Since Rick and Morty’s beginning back in 2013, its growing fan base has longed to know Rick Sanchez’s origin story. Our yearning to know what happened to his wife and how he created interdimensional travel culminated in the Adult Swim show creators trolling fans with a fakeout story in the Season 3 premiere, but one Redditor may have landed on the best possible explanation in a new theory.
U/snakeravencat posted to the r/FanTheories subreddit Sunday with a theory dubbed “Rick: Creator of Worlds.” They reference an important line from the Season 2 finale “The Wedding Squanchers” where Rick turns himself in to the Galactic Federation to save his family. He’s put into prison, and when asked what crimes he’s in for, says in a sad voice, “Everything.”
“What if this isn’t the offhanded dismissal, but rather a summary?” the theorist writes. “What if he actually feels responsible for EVERYTHING because he started it?”
In other words: Rick may have created the multiverse he spends so much time traversing as a way to bring back his dead wife, but he only became a nihilist and alcoholic once he realizes his efforts were fruitless. In that sense, he’s responsible for pretty much everything that happens in the multiverse
Imagine a scene like the one presented in the Season 3 premiere, “The Rickshank Rickdemption,” where Rick fabricates a fake origin story to dupe the Galactic Federation. They want him to reveal the secret to interdimensional travel, so he creates a fake memory about someone planting a bomb that kills his wife Diane and Beth as a little girl. That enraged Rick then creates his first portal gun, and the Galactic Federation uploads a fake code from the memory that gives the real Rick full access to their computer systems.
On one hand, the scene felt like a cunning troll aimed at fans constantly drumming up theories about Rick’s real origins, but this subversive fakeout also feels like an obvious blueprint for what probably happened in Rick’s actual past.
Rather than interdimensional travel, the first thing most mad scientists in science fiction try to revive a dead loved one is time travel. In theory, Rick may have tried to harness the same technology he’d eventually use for his car’s microverse battery to distort time:
“He starts with modified temporal fields, hoping to change the direction of time on a local scale,” the theory continues. “No such luck, he can only slow or stop time’s flow. So, he wonders: ‘What if I could stack the fields inside each other?’ So, he posits that use of a spatially tesselated void would allow him to place multiple fields in a single place. That’s where it all went wrong/right.”

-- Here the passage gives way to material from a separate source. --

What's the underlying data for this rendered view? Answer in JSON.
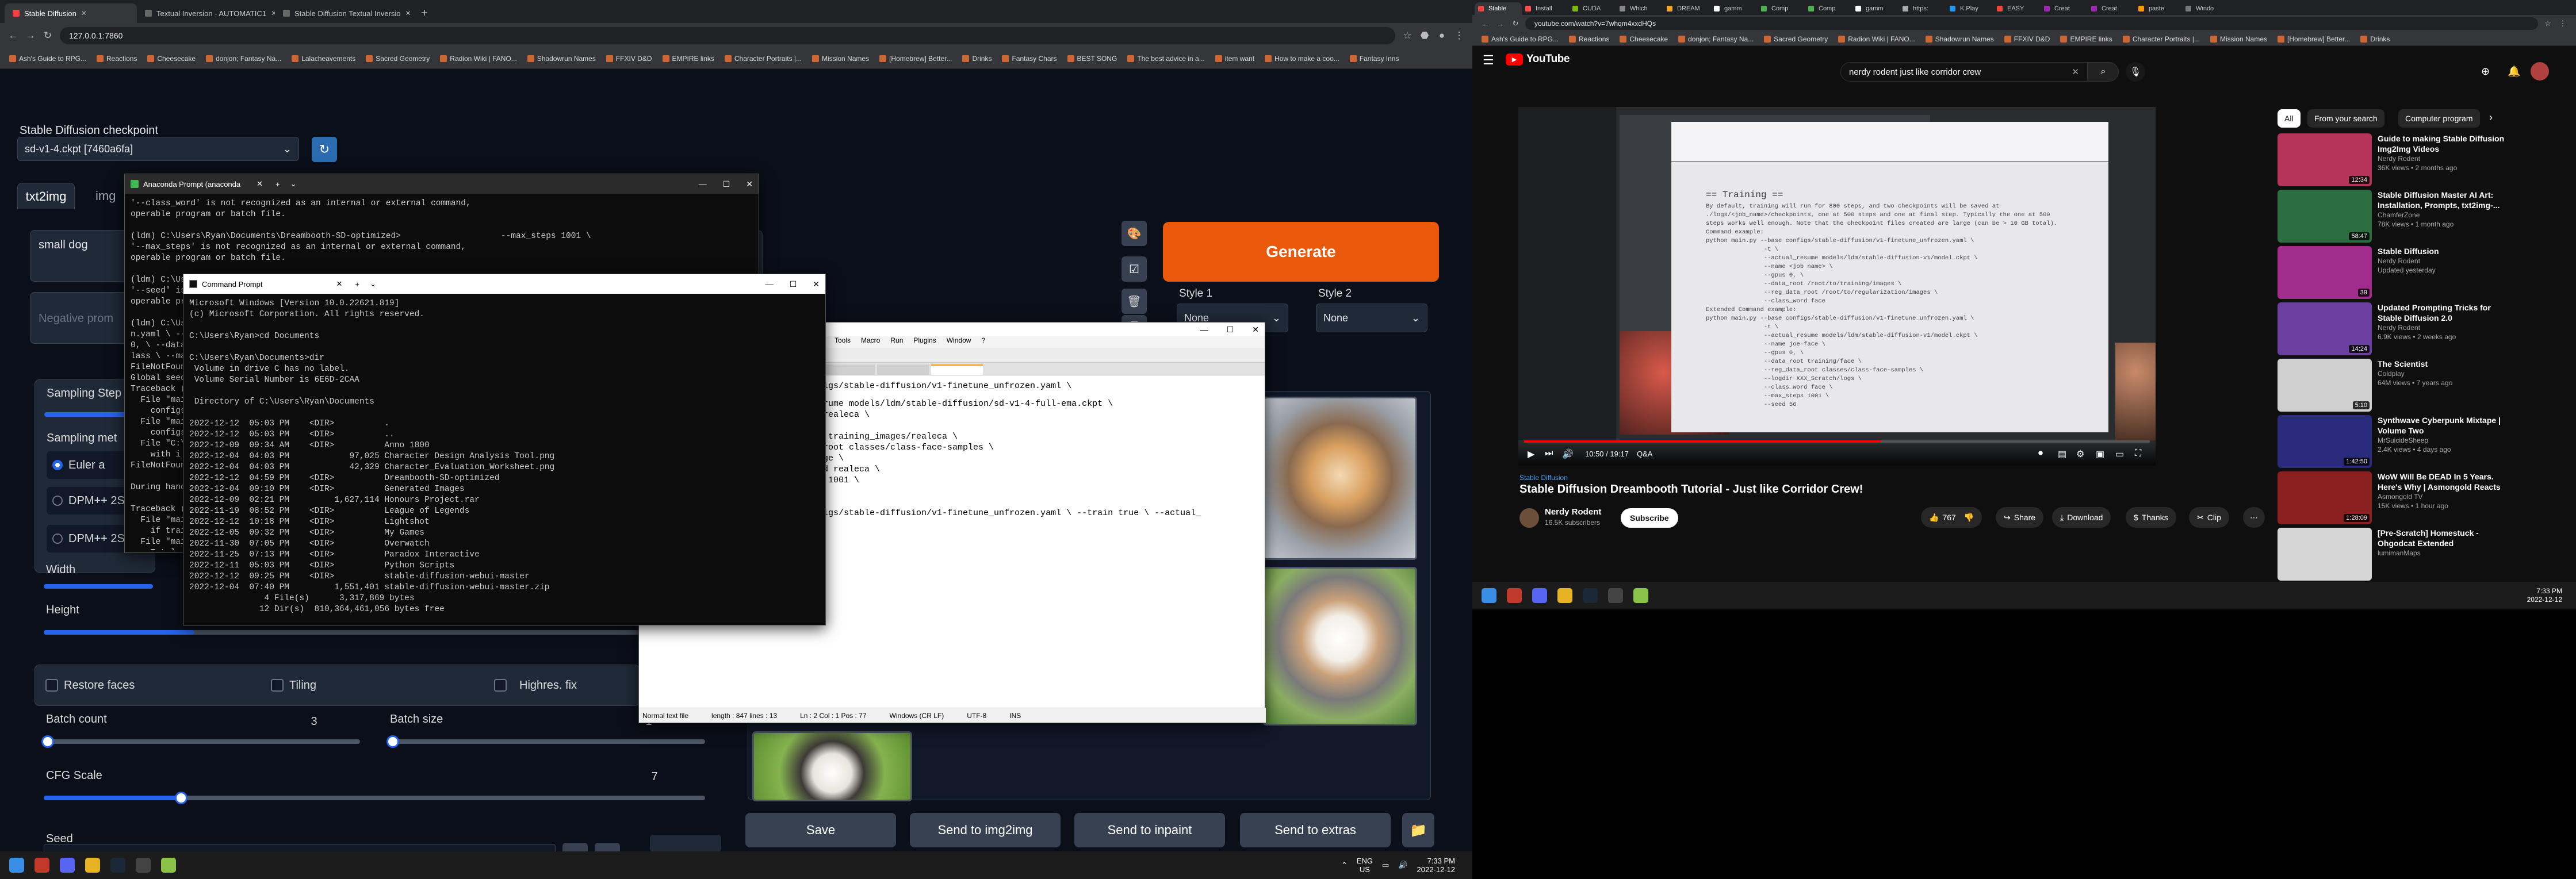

In Season 2’s “The Ricks Must Be Crazy,” Rick reveals that he created a unique multiverse inside his battery when he “put a spatially tessellated void inside a modified temporal field until a planet developed life.” In theory, if he applied the same technology to his current reality without containing it in any way, the redditor posits that “without any bounding, the effect grows, exaggerates, and shatters reality into an infinite number of possibilities.”

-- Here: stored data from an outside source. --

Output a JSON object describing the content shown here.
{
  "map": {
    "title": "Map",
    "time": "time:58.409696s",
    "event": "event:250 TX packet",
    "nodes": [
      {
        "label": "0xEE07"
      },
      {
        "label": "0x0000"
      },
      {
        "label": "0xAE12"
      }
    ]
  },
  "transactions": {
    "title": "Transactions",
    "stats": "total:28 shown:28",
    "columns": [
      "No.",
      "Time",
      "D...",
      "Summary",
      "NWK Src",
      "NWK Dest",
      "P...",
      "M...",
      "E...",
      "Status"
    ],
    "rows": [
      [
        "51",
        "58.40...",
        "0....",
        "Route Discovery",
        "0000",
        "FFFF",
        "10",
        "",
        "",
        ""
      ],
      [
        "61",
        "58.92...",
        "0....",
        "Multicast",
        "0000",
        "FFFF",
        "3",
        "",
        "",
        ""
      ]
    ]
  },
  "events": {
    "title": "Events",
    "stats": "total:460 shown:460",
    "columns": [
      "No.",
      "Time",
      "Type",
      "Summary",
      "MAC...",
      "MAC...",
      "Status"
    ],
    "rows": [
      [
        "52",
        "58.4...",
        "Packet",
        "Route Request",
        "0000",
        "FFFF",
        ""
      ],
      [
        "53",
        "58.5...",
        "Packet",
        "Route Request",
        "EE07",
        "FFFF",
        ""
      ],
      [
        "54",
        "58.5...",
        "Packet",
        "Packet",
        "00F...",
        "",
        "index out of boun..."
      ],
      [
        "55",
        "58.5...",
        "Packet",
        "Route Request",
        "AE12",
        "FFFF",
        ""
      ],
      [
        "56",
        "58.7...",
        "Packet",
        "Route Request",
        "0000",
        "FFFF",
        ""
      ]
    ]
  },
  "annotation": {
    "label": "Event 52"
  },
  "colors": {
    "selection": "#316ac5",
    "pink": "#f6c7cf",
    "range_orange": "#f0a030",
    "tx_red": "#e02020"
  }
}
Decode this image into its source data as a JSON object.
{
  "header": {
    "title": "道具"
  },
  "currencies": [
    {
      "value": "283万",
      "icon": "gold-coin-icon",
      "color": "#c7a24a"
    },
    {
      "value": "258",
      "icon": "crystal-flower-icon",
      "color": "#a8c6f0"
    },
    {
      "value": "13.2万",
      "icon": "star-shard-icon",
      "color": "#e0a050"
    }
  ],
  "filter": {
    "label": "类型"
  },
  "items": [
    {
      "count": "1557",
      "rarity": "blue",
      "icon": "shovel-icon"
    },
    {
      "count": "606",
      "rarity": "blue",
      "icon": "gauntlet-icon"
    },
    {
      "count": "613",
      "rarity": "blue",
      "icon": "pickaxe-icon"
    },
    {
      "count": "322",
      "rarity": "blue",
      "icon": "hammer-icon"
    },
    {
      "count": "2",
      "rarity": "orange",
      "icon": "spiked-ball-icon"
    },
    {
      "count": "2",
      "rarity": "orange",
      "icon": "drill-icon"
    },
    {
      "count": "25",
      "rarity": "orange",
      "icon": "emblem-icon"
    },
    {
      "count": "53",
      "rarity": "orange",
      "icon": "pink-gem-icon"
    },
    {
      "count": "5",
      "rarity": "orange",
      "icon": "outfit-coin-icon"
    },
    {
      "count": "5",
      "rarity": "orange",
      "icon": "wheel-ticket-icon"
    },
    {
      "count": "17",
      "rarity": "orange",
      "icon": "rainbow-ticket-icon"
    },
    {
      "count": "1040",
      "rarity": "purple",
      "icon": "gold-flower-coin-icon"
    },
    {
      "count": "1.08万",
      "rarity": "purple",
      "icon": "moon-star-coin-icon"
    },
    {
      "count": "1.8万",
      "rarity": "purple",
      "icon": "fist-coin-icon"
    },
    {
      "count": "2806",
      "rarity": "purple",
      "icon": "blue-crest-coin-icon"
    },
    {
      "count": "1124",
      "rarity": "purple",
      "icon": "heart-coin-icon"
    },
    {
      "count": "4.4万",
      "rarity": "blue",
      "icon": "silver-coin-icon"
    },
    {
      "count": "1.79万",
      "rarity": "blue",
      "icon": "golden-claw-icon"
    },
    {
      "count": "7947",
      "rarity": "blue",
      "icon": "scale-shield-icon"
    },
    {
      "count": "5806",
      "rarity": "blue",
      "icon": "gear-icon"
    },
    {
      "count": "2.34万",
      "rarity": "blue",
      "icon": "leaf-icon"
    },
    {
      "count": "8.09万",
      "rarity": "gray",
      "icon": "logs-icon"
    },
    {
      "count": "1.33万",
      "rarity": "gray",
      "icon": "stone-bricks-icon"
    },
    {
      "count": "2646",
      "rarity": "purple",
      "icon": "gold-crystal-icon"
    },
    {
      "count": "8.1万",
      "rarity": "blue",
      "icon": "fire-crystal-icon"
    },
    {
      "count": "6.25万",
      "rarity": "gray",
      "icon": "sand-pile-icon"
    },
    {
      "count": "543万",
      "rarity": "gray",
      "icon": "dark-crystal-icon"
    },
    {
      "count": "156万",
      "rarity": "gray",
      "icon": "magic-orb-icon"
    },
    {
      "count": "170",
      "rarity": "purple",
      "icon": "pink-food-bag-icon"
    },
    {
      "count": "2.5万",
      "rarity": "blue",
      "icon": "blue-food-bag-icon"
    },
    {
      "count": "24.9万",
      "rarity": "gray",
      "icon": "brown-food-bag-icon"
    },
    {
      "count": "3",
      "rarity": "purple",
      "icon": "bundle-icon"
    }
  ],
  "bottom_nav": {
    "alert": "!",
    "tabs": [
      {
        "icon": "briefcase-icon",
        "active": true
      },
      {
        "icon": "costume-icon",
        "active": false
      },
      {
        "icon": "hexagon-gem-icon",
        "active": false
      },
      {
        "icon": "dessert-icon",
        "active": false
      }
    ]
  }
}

Therein lies the frightening possibility: Rick created the multiverse when he was messing around with time travel as a means to bring his dead wife back, but because Diane Sanchez’s death is what Doctor Who might refer to as a “fixed point in time,” there was no way to undo it. Instead, Rick wound up shattering reality into an infinite number of universes where her death was the one constant.
Among many things — like why Rick shelved all of his “Time Travel Stuff” for so long and how he knows about the time police before the Season 2 premiere — this would explain Rick’s depression and alcoholism. We’re led to believe he thinks existence is meaningless because the universe is infinite, but perhaps he’s so nihilistic because he knows the one true limit of the multiverse.
Rick often talks about how everyone in his family is expendable because there’s an infinite number of alternatives out there. If it’s so easy to replace family members (like he’s said time and again), then why wouldn’t he just find another version of his wife out there in the multiverse?
Mathematically speaking, she has to exist … unless there’s some hard rule establishing that she can’t. Maybe she only exists at a point in time before Rick accidentally created the multiverse? And Rick knows that messing with time too much would attract the attention of the time police, meaning so all he can do is move forward with a flask in his pocket and a lust for dangerous adventures.
We may never know for sure what hurt Rick so badly in his past or what happened to his wife, but this explanation feels like the best we’ve seen yet.
Rick and Morty Season 4 is expected to continue sometime in the first half of 2020.